Janet avec le sang du symbiote courut au laboratoire, et vit tout de suite que c’était la bonne idée. Le produit fabriqué détruisait immédiatement les particules de poison.
Elle courut jusqu’au lit de Daniel et lui aussitôt l’injection, puis à Carter, enfin au colonel.
Le retour à la vie fut difficile, l’empoisonnement fut long à juguler surtout chez Daniel, qui n’avait pas de naquada dans le sang. O’Neill fut debout très rapidement et passait tout son temps à l’infirmerie près de Carter, qui reprenait des forces et souriait à toutes les blagues de son colonel.

Carolina les voyait, les entendait.
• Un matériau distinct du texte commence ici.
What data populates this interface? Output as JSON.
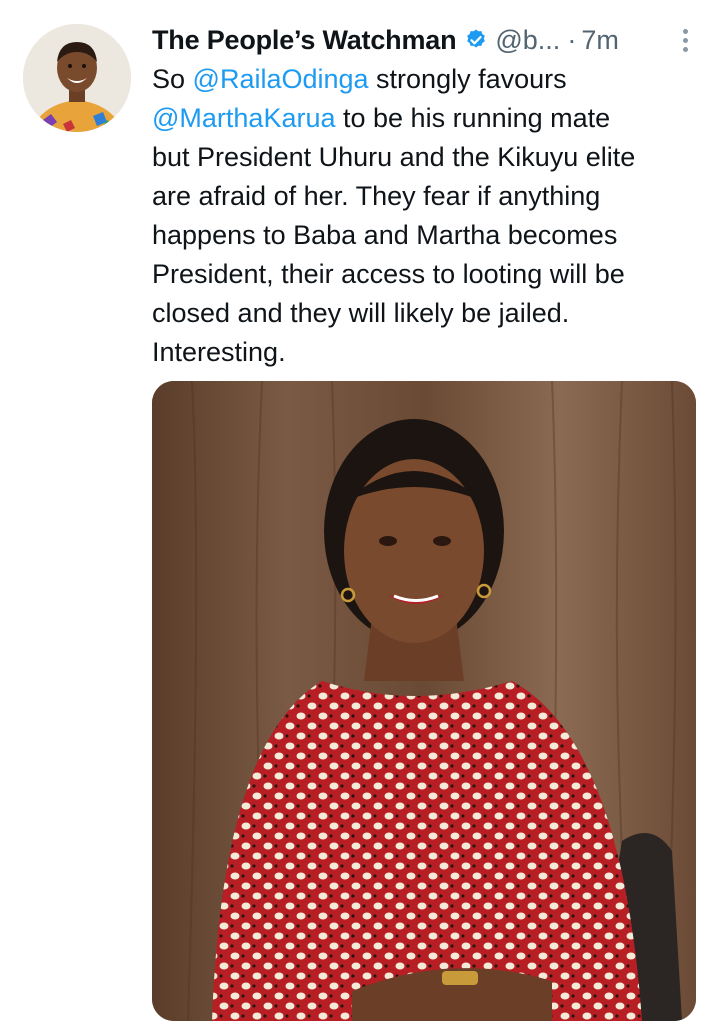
{
  "tweet": {
    "display_name": "The People’s Watchman",
    "handle": "@b...",
    "separator": "·",
    "time": "7m",
    "body": {
      "line1_pre": "So ",
      "line1_mention": "@RailaOdinga",
      "line1_post": " strongly favours",
      "line2_mention": "@MarthaKarua",
      "line2_post": " to be his running mate",
      "line3": "but President Uhuru and the Kikuyu elite",
      "line4": "are afraid of her. They fear if anything",
      "line5": "happens to Baba and Martha becomes",
      "line6": "President, their access to looting will be",
      "line7": "closed and they will likely be jailed.",
      "line8": "Interesting."
    }
  },
  "colors": {
    "link": "#1d9bf0",
    "verified": "#1d9bf0",
    "secondary_text": "#536471",
    "primary_text": "#0f1419"
  },
  "icons": {
    "verified": "verified-badge-icon",
    "more": "more-vertical-icon"
  }
}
Il ne se passait rien de particulier entre eux du moins pour un œil  peu exercé. Mais on ne la faisait pas à Carolina French. Elle sentit le poison de la jalousie s’infiltrer en elle. Elle préféra quitter l’infirmerie et se réfugier à l’extérieur de la base dans le petit appartement qu’elle louait dans un quartier calme de Colorado Springs. Elle s’assit lourdement et ouvrit son journal.
Elle écrivait depuis l’évaluation qu’elle avait faite à la base. Cela la soulageait d’écrire noir sur blanc ce qu’elle ressentait. Comme elle ne pouvait parler à personne, elle aurait eu trop honte à son âge d’avouer les sentiments qu’elle avait pour le colonel. Elle ne voulait pas en parler non plus à un thérapeute, après tout l’amour n’était pas une maladie. Son journal était là pour ça.
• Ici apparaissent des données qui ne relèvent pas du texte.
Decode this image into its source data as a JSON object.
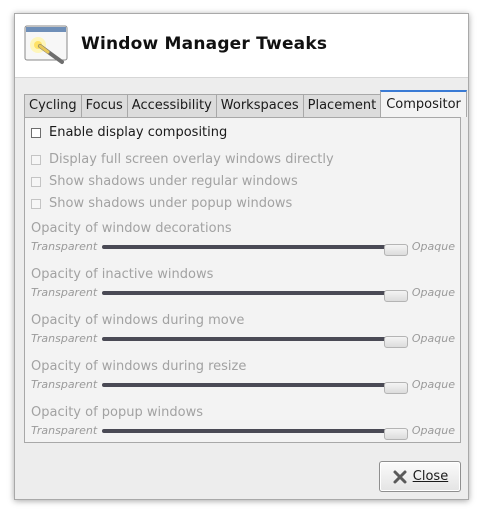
{
  "window": {
    "title": "Window Manager Tweaks",
    "icon": "tweaks-app-icon"
  },
  "tabs": [
    {
      "label": "Cycling",
      "active": false
    },
    {
      "label": "Focus",
      "active": false
    },
    {
      "label": "Accessibility",
      "active": false
    },
    {
      "label": "Workspaces",
      "active": false
    },
    {
      "label": "Placement",
      "active": false
    },
    {
      "label": "Compositor",
      "active": true
    }
  ],
  "compositor": {
    "enable_compositing": {
      "label": "Enable display compositing",
      "checked": false
    },
    "options": [
      {
        "label": "Display full screen overlay windows directly",
        "checked": false,
        "enabled": false
      },
      {
        "label": "Show shadows under regular windows",
        "checked": false,
        "enabled": false
      },
      {
        "label": "Show shadows under popup windows",
        "checked": false,
        "enabled": false
      }
    ],
    "sliders": [
      {
        "label": "Opacity of window decorations",
        "min_label": "Transparent",
        "max_label": "Opaque",
        "value": 1.0
      },
      {
        "label": "Opacity of inactive windows",
        "min_label": "Transparent",
        "max_label": "Opaque",
        "value": 1.0
      },
      {
        "label": "Opacity of windows during move",
        "min_label": "Transparent",
        "max_label": "Opaque",
        "value": 1.0
      },
      {
        "label": "Opacity of windows during resize",
        "min_label": "Transparent",
        "max_label": "Opaque",
        "value": 1.0
      },
      {
        "label": "Opacity of popup windows",
        "min_label": "Transparent",
        "max_label": "Opaque",
        "value": 1.0
      }
    ]
  },
  "footer": {
    "close_label": "Close",
    "close_icon": "close-x-icon"
  },
  "colors": {
    "active_tab_accent": "#3a7bd5",
    "slider_track": "#4a4a55",
    "disabled_text": "#a2a2a2"
  }
}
Mais comment décrire ce qu’elle ressentait.
Elle savait que c’était une situation désespérée. Elle était venue se jeter dans le piège tête baissée. Mais elle savait qu’elle n’aurait pas pu faire autrement. Elle souffrait, mais  elle était toujours vivante. Et puis elle pouvait quelquefois se leurrer. Elle s’était fabriqué un petit monde où tout était encore possible Après tout il était très gentil avec elle, n’était pas avare de sourires ni de paroles.
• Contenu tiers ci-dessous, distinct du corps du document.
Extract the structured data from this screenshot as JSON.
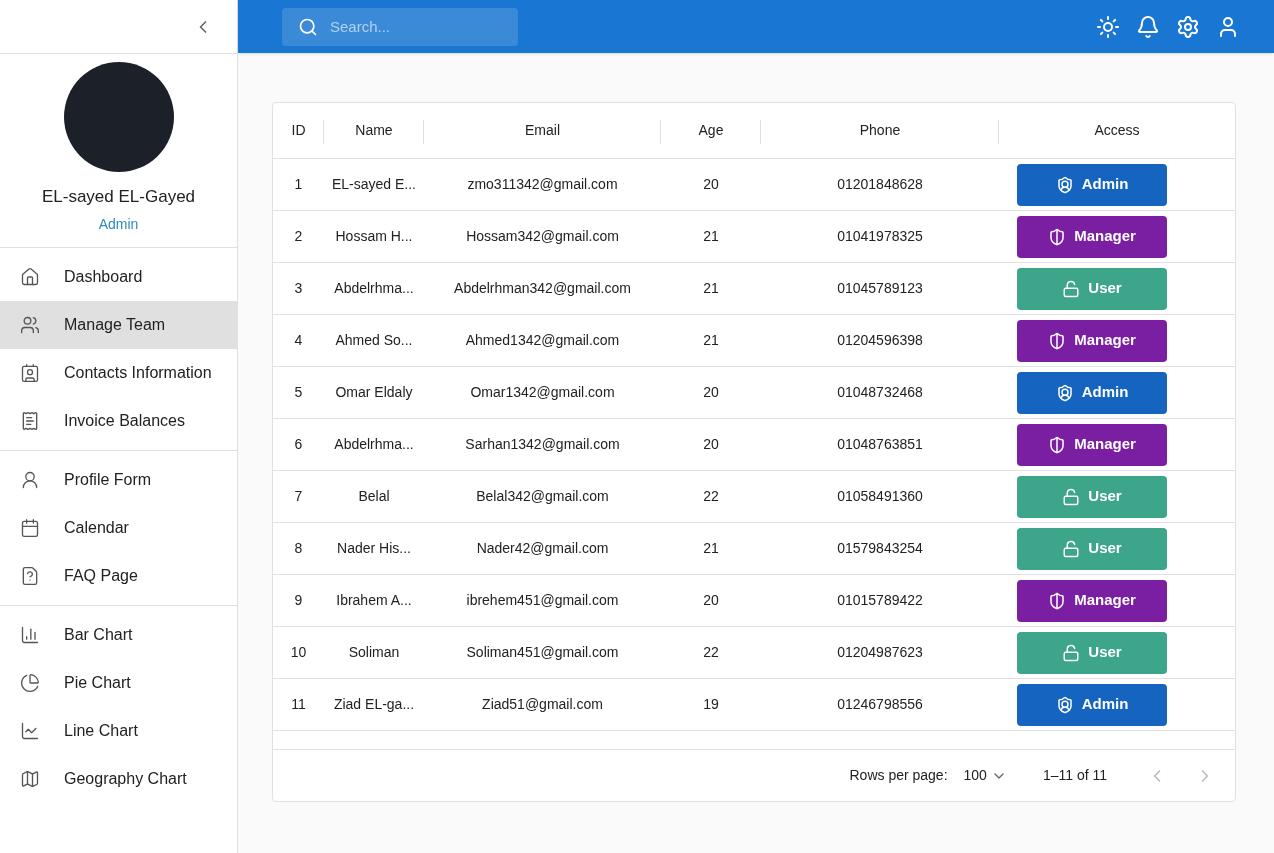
{
  "sidebar": {
    "profile": {
      "name": "EL-sayed EL-Gayed",
      "role": "Admin"
    },
    "groups": [
      [
        {
          "label": "Dashboard",
          "selected": false
        },
        {
          "label": "Manage Team",
          "selected": true
        },
        {
          "label": "Contacts Information",
          "selected": false
        },
        {
          "label": "Invoice Balances",
          "selected": false
        }
      ],
      [
        {
          "label": "Profile Form",
          "selected": false
        },
        {
          "label": "Calendar",
          "selected": false
        },
        {
          "label": "FAQ Page",
          "selected": false
        }
      ],
      [
        {
          "label": "Bar Chart",
          "selected": false
        },
        {
          "label": "Pie Chart",
          "selected": false
        },
        {
          "label": "Line Chart",
          "selected": false
        },
        {
          "label": "Geography Chart",
          "selected": false
        }
      ]
    ]
  },
  "topbar": {
    "search": {
      "placeholder": "Search..."
    }
  },
  "table": {
    "columns": [
      "ID",
      "Name",
      "Email",
      "Age",
      "Phone",
      "Access"
    ],
    "rows": [
      {
        "id": "1",
        "name": "EL-sayed E...",
        "email": "zmo311342@gmail.com",
        "age": "20",
        "phone": "01201848628",
        "access": {
          "kind": "admin",
          "label": "Admin"
        }
      },
      {
        "id": "2",
        "name": "Hossam H...",
        "email": "Hossam342@gmail.com",
        "age": "21",
        "phone": "01041978325",
        "access": {
          "kind": "manager",
          "label": "Manager"
        }
      },
      {
        "id": "3",
        "name": "Abdelrhma...",
        "email": "Abdelrhman342@gmail.com",
        "age": "21",
        "phone": "01045789123",
        "access": {
          "kind": "user",
          "label": "User"
        }
      },
      {
        "id": "4",
        "name": "Ahmed So...",
        "email": "Ahmed1342@gmail.com",
        "age": "21",
        "phone": "01204596398",
        "access": {
          "kind": "manager",
          "label": "Manager"
        }
      },
      {
        "id": "5",
        "name": "Omar Eldaly",
        "email": "Omar1342@gmail.com",
        "age": "20",
        "phone": "01048732468",
        "access": {
          "kind": "admin",
          "label": "Admin"
        }
      },
      {
        "id": "6",
        "name": "Abdelrhma...",
        "email": "Sarhan1342@gmail.com",
        "age": "20",
        "phone": "01048763851",
        "access": {
          "kind": "manager",
          "label": "Manager"
        }
      },
      {
        "id": "7",
        "name": "Belal",
        "email": "Belal342@gmail.com",
        "age": "22",
        "phone": "01058491360",
        "access": {
          "kind": "user",
          "label": "User"
        }
      },
      {
        "id": "8",
        "name": "Nader His...",
        "email": "Nader42@gmail.com",
        "age": "21",
        "phone": "01579843254",
        "access": {
          "kind": "user",
          "label": "User"
        }
      },
      {
        "id": "9",
        "name": "Ibrahem A...",
        "email": "ibrehem451@gmail.com",
        "age": "20",
        "phone": "01015789422",
        "access": {
          "kind": "manager",
          "label": "Manager"
        }
      },
      {
        "id": "10",
        "name": "Soliman",
        "email": "Soliman451@gmail.com",
        "age": "22",
        "phone": "01204987623",
        "access": {
          "kind": "user",
          "label": "User"
        }
      },
      {
        "id": "11",
        "name": "Ziad EL-ga...",
        "email": "Ziad51@gmail.com",
        "age": "19",
        "phone": "01246798556",
        "access": {
          "kind": "admin",
          "label": "Admin"
        }
      }
    ],
    "pagination": {
      "rows_per_page_label": "Rows per page:",
      "rows_per_page": "100",
      "range": "1–11 of 11"
    }
  }
}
Elle se sentait acceptée peut-être pas au même titre que Janet qui les connaissait depuis longtemps, mais comme Eva, qui s’était fait progressivement une petite place. Ils la consultaient volontiers, pour des petits riens, des conseils. Enfin les autres, pas lui. Il n’aimait pas beaucoup l’infirmerie, et y allait le moins possible, juste le petit minimum pour ne pas être en faute vis à vis de sa hiérarchie. Dans les couloirs de la base, ils échangeaient avec elle des plaisanteries, oui, elle avait maintenant sa place parmi eux.
Elle se sentait très proche de Sam, en elle, elle admirait la femme et la scientifique. Entre elles, elles avaient des conversations qui faisaient périr d’ennui le colonel. Elles en riaient toutes les deux à se tenir les côtes. Et lui jouait à fond le rôle qu’on aimait lui attribuer, celui qui ne comprend rien aux sciences. Avec Daniel elle s’entendait bien. Il était toujours curieux de tout, elle ne se lassait pas de l’écouter.
Mais celui qu’elle préférait c’était Teal’c. Il était d’un calme olympien et ne s’étonnait de rien. Quand elle était déprimée elle allait le voir. Il avait réussi à lui enseigner la relaxation. Alors tous les deux ils faisaient leurs méditations ensemble dans la chambre aux lumières. Cette pièce si apaisante. Cela lui permettait de se ressourcer et de relativiser les petites souffrances qu’elle pouvait éprouver. Ce n’était rien à côté de ce qu’elle avait connu avant. Elle bénissait tous les jours de sa vie, cette captivité qui avait effacé l’autre, si terrible.
Les missions avaient repris, elle était quelquefois du voyage, elle avait vu son premier goa’uld et en avait été impressionnée. Elle aimait traverser l’anneau de lumière, rencontrer d’autres peuples. Quelquefois les missions tournaient au désastre, et il fallait alors rentrer en catastrophe à la base.
Le plus souvent elle travaillait à l’infirmerie. Elle adorait cette vie et cette adrénaline qui montait à chaque fois que les alarmes se déclenchaient. Il pouvait à ce moment là, tout arriver. Des blessés, des malades, des morts même. Le lieutenant Smith était mort hier, il faisait partie de SG4. La base était en deuil. Perdre un homme était la pire chose qui pouvait se passer. Elle eut pitié du colonel Figherton qui venait de perdre un de ses meilleurs éléments.
Elle redoutait un jour d’avoir à assister à une cérémonie au pied de la rampe d’embarquement pour un de ceux qu’elle aimait.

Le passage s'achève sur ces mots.